ORIGINAL ARTICLE

2D numerical model of downward push pull ventilation for protecting workers against airborne infection

Modelo numérico 2D de ventilación push pull descendente para proteger a los trabajadores contra las infecciones transmitidas por el aire

Ratna Sari Dewi¹*, Burniadi Moballa²*, Anny Maryani¹*, Ni’matut Tamimah²*, Dimas Hafidz Bramansyah²*, Muhammad Wahyudin¹*

¹Institut Teknologi Sepuluh Nopember. Surabaya, Indonesia.

²Politeknik Perkapalan Negeri Surabaya. Surabaya, Indonesia.

Cite as: Dewi RS, Moballa B, Maryani A, Tamimah N, Bramansyah DH, Wahyudin M. 2D numerical model of downward push pull ventilation for protecting workers against airborne infection. Salud Cienc. Tecnol. 2022;2(S2):151. https://doi.org/10.56294/saludcyt2022151

Submitted: 07-11-2022 Revised: 10-12-2022 Accepted: 19-12-2022 Published: 31-12-2022

Editor: Fasi Ahamad Shaik

ABSTRACT

Industrial clusters contributed significantly to the spread of Covid-19 worldwide, including in Indonesia. One of the causes is that maintaining a minimum distance of 1 to 2 meters between workers is often challenging due to the plant layout and work system design limitations. Therefore, an intervention to the workstation is needed to protect industrial workers from potential exposure to Covid-19 and other airborne infections. One technology that has a high potential to be applied to solve this problem is the air curtain/personalized ventilation. This research analyzes the effectiveness of downward push-pull air curtain in protecting workers from inhaling the infected microdroplet. The extent to which the downward push-pull ventilation can withstand the burst of microdroplets was studied by varying the air speed ratios of the air curtain. A 2D simulation was carried out with Salome, OpenFOAM, and ParaView softwares. Two scenarios were tested, i.e., the distance between the person who is coughing is 0,5 and 1 meter from the air curtain. For the distance of 0,5 meter, the results showed that the optimum velocity ratio between the pushed and pulled air was 0,17 with a droplet penetration percentage of 8,98 %. While for 1 m, the optimum velocity ratio was 0,25 with a droplet penetration percentage of 5,67 %.

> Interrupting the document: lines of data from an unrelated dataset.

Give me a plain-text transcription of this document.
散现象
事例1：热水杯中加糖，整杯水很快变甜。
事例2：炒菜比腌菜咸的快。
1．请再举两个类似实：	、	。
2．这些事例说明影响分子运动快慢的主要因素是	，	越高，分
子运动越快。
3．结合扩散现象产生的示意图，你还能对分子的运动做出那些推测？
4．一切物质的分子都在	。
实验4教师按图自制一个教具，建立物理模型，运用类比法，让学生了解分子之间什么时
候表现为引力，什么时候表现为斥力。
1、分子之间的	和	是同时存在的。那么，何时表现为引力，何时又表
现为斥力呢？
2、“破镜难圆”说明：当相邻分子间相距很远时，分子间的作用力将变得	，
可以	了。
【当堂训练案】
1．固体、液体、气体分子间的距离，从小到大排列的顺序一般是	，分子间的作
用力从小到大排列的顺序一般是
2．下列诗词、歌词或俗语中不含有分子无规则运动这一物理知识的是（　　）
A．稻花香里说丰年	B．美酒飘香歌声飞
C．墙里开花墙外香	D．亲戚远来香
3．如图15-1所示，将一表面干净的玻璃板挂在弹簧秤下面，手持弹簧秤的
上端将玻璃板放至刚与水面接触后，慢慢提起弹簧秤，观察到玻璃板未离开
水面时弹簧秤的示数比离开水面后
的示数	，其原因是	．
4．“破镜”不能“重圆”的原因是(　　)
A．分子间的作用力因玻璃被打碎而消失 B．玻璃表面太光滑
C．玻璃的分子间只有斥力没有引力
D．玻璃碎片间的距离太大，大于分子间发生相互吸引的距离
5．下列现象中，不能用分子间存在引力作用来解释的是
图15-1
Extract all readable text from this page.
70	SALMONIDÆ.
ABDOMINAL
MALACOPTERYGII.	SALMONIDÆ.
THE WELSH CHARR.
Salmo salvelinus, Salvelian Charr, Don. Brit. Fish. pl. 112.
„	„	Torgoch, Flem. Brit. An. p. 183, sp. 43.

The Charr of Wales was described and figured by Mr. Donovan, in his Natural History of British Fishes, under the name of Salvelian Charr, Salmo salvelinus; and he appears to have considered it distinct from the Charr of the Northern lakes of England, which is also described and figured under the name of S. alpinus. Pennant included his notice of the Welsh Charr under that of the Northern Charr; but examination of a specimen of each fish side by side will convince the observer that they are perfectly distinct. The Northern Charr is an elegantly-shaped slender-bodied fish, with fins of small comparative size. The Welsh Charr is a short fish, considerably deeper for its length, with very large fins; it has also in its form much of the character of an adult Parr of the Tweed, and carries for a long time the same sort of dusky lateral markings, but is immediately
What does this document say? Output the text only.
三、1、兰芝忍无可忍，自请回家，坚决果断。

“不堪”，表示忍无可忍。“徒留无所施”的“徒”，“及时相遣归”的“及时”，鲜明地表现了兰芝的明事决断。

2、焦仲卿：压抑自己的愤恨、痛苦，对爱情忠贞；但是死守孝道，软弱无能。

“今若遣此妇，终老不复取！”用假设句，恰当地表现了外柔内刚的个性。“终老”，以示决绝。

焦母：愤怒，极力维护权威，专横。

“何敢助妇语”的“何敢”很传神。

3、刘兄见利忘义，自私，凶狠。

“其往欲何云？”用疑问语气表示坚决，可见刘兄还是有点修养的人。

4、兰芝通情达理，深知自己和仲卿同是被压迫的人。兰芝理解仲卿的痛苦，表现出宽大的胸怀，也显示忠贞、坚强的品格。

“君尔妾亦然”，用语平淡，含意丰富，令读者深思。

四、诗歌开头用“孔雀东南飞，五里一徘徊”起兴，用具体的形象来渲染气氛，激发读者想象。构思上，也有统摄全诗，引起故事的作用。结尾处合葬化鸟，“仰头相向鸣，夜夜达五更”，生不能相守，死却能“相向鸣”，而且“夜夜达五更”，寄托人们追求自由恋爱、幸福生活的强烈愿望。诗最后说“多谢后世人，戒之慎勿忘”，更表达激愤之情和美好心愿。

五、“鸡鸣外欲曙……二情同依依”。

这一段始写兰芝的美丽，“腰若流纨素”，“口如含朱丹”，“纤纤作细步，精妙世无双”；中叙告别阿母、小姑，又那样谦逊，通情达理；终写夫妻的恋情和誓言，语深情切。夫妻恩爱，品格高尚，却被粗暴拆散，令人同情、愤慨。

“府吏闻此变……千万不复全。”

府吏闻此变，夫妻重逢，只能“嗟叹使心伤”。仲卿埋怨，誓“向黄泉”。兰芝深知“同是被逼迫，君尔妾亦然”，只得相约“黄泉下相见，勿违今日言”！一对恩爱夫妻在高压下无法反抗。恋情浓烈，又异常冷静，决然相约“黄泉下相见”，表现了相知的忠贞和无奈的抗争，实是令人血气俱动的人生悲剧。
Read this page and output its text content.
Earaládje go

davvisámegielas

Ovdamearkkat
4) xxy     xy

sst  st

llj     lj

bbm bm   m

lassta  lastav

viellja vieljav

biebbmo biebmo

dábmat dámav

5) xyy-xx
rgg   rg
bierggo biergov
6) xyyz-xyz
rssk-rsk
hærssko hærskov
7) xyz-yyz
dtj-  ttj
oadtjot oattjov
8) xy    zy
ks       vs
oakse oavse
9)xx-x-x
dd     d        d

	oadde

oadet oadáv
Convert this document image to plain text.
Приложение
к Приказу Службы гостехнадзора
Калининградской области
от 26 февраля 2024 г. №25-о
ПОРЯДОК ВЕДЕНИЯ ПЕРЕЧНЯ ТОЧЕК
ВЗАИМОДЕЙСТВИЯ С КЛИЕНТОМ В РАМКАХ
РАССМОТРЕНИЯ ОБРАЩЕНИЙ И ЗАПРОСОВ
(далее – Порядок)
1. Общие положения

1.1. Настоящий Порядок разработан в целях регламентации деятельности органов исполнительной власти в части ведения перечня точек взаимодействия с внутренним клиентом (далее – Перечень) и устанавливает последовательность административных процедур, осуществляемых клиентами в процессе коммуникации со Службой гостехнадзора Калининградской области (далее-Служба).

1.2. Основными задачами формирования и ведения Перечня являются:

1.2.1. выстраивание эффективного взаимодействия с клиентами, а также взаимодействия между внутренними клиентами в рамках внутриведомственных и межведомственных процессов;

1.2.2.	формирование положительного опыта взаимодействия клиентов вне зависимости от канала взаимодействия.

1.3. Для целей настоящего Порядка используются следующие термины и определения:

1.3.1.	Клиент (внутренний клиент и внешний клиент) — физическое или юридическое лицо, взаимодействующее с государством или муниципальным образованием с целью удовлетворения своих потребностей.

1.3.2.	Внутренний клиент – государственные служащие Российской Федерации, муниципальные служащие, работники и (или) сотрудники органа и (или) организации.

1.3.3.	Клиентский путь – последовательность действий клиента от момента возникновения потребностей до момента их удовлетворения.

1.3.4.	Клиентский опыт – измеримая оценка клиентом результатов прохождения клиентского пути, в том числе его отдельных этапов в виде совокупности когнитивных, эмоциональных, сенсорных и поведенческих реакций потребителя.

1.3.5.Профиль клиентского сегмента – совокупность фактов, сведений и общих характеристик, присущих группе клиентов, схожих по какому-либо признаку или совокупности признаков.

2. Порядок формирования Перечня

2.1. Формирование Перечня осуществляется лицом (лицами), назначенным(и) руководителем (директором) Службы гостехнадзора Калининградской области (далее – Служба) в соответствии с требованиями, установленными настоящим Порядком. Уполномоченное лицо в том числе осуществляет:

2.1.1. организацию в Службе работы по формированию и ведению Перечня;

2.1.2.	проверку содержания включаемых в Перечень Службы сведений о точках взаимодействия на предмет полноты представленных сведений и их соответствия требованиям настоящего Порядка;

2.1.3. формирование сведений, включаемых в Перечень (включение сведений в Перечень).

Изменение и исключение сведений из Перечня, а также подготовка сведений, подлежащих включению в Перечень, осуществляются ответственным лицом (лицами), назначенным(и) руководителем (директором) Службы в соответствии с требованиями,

Keywords: Covid-19; Droplets; Push-pull Ventilation; Speed Ratio.

RESUMEN

Los conglomerados industriales han contribuido significativamente a la propagación de Covid-19 en todo el mundo, incluida Indonesia. Una de las causas es que mantener una distancia mínima de 1 a 2 metros entre los trabajadores es a menudo un reto debido a la disposición de la planta y a las limitaciones del diseño del sistema de trabajo. Por lo tanto, es necesario intervenir en el puesto de trabajo para proteger a los trabajadores industriales de la posible exposición a Covid-19 y otras infecciones transmitidas por el aire. Una tecnología que tiene un alto potencial de aplicación para resolver este problema es la cortina de aire/ventilación personalizada. Esta investigación analiza la eficacia de la cortina de aire push-pull descendente para proteger a los trabajadores de la inhalación de microgotas infectadas. Se estudia hasta qué punto la ventilación push-pull descendente puede resistir la irrupción de microgotas variando las relaciones de velocidad del aire de la cortina de aire. Se realizó una simulación 2D con los programas Salome, OpenFOAM y ParaView. Se probaron dos escenarios, es decir, la distancia entre la persona que tose es de 0,5 y 1 metro de la cortina de aire. Para la distancia de 0,5 metros, los resultados mostraron que la relación de velocidad óptima entre el aire empujado y el aire arrastrado era de 0,17, con un porcentaje de penetración de las gotas del 8,98 %. Mientras que para 1 m, la relación de velocidad óptima fue de 0,25 con un porcentaje de penetración de gotas del 5,67 %.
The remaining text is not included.